The song ‘Neelambale’ from The Priest has been garnering praise not just for its melody, but also for bringing back singer Sujatha Mohan. “For a song with such positive vibes, I wanted a voice with a vintage feel. The song was tailor-made for Sujatha and when she lent her voice, it evolved to a whole new level,” he says. Music for The Priest, which helped create an experience of the film, was very well received.
Working for Marakkar… which is slated for release in May, needed a well-researched approach. A period film set in Malabar, the easiest would have been to give a regional flavour; however, “(director) Priyadarshan Sir was clear he was making a global movie — something reminiscent of the golden age of Hollywood films such as Ben-Hur or 10 Commandments.” Rahul says.
Rahul’s international exposure thus came in handy.
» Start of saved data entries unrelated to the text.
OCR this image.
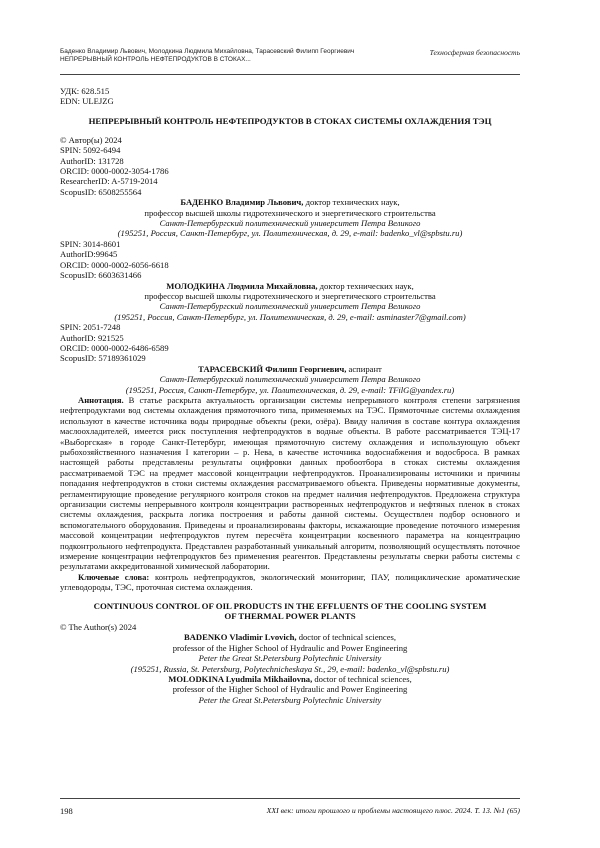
Баденко Владимир Львович, Молодкина Людмила Михайловна, Тарасевский Филипп Георгиевич
НЕПРЕРЫВНЫЙ КОНТРОЛЬ НЕФТЕПРОДУКТОВ В СТОКАХ...
Техносферная безопасность

УДК: 628.515

EDN: ULEJZG

НЕПРЕРЫВНЫЙ КОНТРОЛЬ НЕФТЕПРОДУКТОВ В СТОКАХ СИСТЕМЫ ОХЛАЖДЕНИЯ ТЭЦ

© Автор(ы) 2024

SPIN: 5092-6494

AuthorID: 131728

ORCID: 0000-0002-3054-1786

ResearcherID: A-5719-2014

ScopusID: 6508255564

БАДЕНКО Владимир Львович, доктор технических наук,

профессор высшей школы гидротехнического и энергетического строительства

Санкт-Петербургский политехнический университет Петра Великого

(195251, Россия, Санкт-Петербург, ул. Политехническая, д. 29, e-mail: badenko_vl@spbstu.ru)

SPIN: 3014-8601

AuthorID:99645

ORCID: 0000-0002-6056-6618

ScopusID: 6603631466

МОЛОДКИНА Людмила Михайловна, доктор технических наук,

профессор высшей школы гидротехнического и энергетического строительства

Санкт-Петербургский политехнический университет Петра Великого

(195251, Россия, Санкт-Петербург, ул. Политехническая, д. 29, e-mail: asminaster7@gmail.com)

SPIN: 2051-7248

AuthorID: 921525

ORCID: 0000-0002-6486-6589

ScopusID: 57189361029

ТАРАСЕВСКИЙ Филипп Георгиевич, аспирант

Санкт-Петербургский политехнический университет Петра Великого

(195251, Россия, Санкт-Петербург, ул. Политехническая, д. 29, e-mail: TFilG@yandex.ru)

Аннотация. В статье раскрыта актуальность организации системы непрерывного контроля степени загрязнения нефтепродуктами вод системы охлаждения прямоточного типа, применяемых на ТЭС. Прямоточные системы охлаждения используют в качестве источника воды природные объекты (реки, озёра). Ввиду наличия в составе контура охлаждения маслоохладителей, имеется риск поступления нефтепродуктов в водные объекты. В работе рассматривается ТЭЦ-17 «Выборгская» в городе Санкт-Петербург, имеющая прямоточную систему охлаждения и использующую объект рыбохозяйственного назначения I категории – р. Нева, в качестве источника водоснабжения и водосброса. В рамках настоящей работы представлены результаты оцифровки данных пробоотбора в стоках системы охлаждения рассматриваемой ТЭС на предмет массовой концентрации нефтепродуктов. Проанализированы источники и причины попадания нефтепродуктов в стоки системы охлаждения рассматриваемого объекта. Приведены нормативные документы, регламентирующие проведение регулярного контроля стоков на предмет наличия нефтепродуктов. Предложена структура организации системы непрерывного контроля концентрации растворенных нефтепродуктов и нефтяных пленок в стоках системы охлаждения, раскрыта логика построения и работы данной системы. Осуществлен подбор основного и вспомогательного оборудования. Приведены и проанализированы факторы, искажающие проведение поточного измерения массовой концентрации нефтепродуктов путем пересчёта концентрации косвенного параметра на концентрацию подконтрольного нефтепродукта. Представлен разработанный уникальный алгоритм, позволяющий осуществлять поточное измерение концентрации нефтепродуктов без применения реагентов. Представлены результаты сверки работы системы с результатами аккредитованной химической лаборатории.

Ключевые слова: контроль нефтепродуктов, экологический мониторинг, ПАУ, полициклические ароматические углеводороды, ТЭС, проточная система охлаждения.

CONTINUOUS CONTROL OF OIL PRODUCTS IN THE EFFLUENTS OF THE COOLING SYSTEM

OF THERMAL POWER PLANTS

© The Author(s) 2024

BADENKO Vladimir Lvovich, doctor of technical sciences,

professor of the Higher School of Hydraulic and Power Engineering

Peter the Great St.Petersburg Polytechnic University

(195251, Russia, St. Petersburg, Polytechnicheskaya St., 29, e-mail: badenko_vl@spbstu.ru)

MOLODKINA Lyudmila Mikhailovna, doctor of technical sciences,

professor of the Higher School of Hydraulic and Power Engineering

Peter the Great St.Petersburg Polytechnic University

198	XXI век: итоги прошлого и проблемы настоящего плюс. 2024. Т. 13. №1 (65)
He had composed, orchestrated and conducted a 52-piece London Orchestra at the celebrated AIR Studios, London. “Marakkar’s music had to have a global resonance,” he says, remarking that the “team effort” which went into the film’s composition and sound design “would pay off”. He is currently scoring music for B Unnikrishnan’s Mohanlal-starrer Aarattu.
The composer made his début 14 years ago with Mohanlal-starrer Chotta Mumbai, and has given a handful of melodies to cherish like ‘Pularumo’ in Ritu to ‘Hemanthamen’ in Kohinoor. He, however, feels his career has just started. He says, “I have a lot to offer. Every day is a new beginning.”